After the fix, two small annoyances remained:

  1. E ability tick count missing: The NumTicks token wasn’t being rendered correctly into the description text
  2. Stats panel key formatting: CamelCase conversion split AD into A D, which looked really awkward

Neither was fatal, but they bugged me. I’d fix them later, slowly.


Lessons

Green unit tests don’t mean no bugs.

My tests covered the parsing layer — what was stored in the HashMap, how it was parsed. But the calling layer’s case normalization wasn’t tested. The bug was hiding in the gap between the two layers.

These gap bugs are the hardest to find. Because each layer, examined in isolation, looks correct.

bin_data=Some but showing false — you need to read logs layer by layer.

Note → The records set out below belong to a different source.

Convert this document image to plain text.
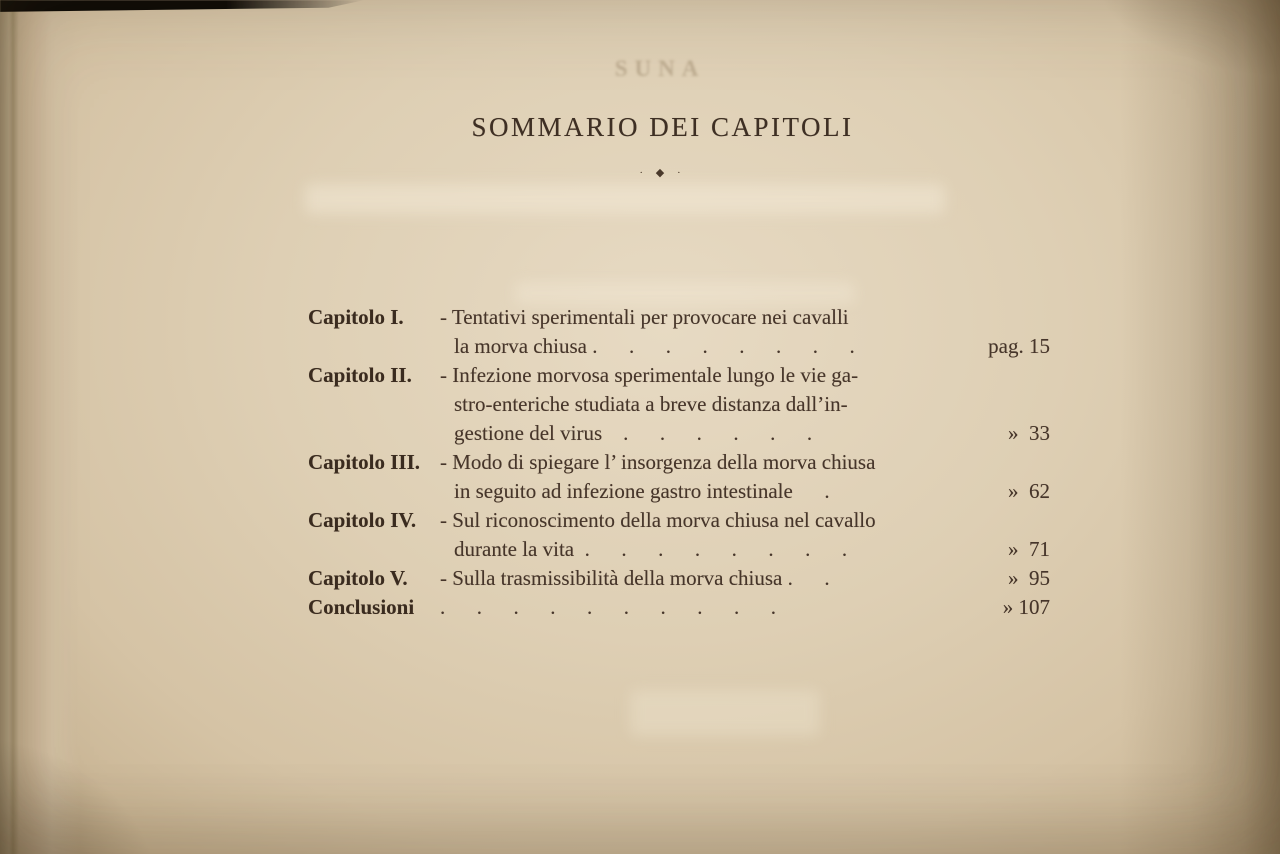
SUNA
SOMMARIO DEI CAPITOLI
· ◆ ·
Capitolo I.	- Tentativi sperimentali per provocare nei cavalli
la morva chiusa .      .      .      .      .      .      .      .	pag. 15
Capitolo II.	- Infezione morvosa sperimentale lungo le vie ga-
stro-enteriche studiata a breve distanza dall’in-
gestione del virus    .      .      .      .      .      .	»  33
Capitolo III. - Modo di spiegare l’ insorgenza della morva chiusa
in seguito ad infezione gastro intestinale      .	»  62
Capitolo IV.	- Sul riconoscimento della morva chiusa nel cavallo
durante la vita  .      .      .      .      .      .      .      .	»  71
Capitolo V.	- Sulla trasmissibilità della morva chiusa .      .	»  95
Conclusioni	.      .      .      .      .      .      .      .      .      .	» 107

The backend log said the data was there. The frontend log said the data wasn’t. If you only look at one side, everything seems fine. Only by comparing both sides could you discover the data was lost in transit.

CDragon is the only option.

Data Dragon’s data is inaccurate, LCU has no computed values, and there’s no off-the-shelf token parsing library. So CDragon is currently the only reliable League of Legends data source. But its data format isn’t fully aligned with LCU — case sensitivity is one of the pitfalls.

Write the minimal test first, then build large mocks.

Claude Code suggested I write unit tests with real data first, rather than building a complete mock dataset upfront. That turned out to be right — bugs caught by real data would never have surfaced in mocks.


One case sensitivity issue, one entire afternoon.

But at least now I know that HashMap’s .get() is case-sensitive.

In Rust, you only need to learn this lesson once.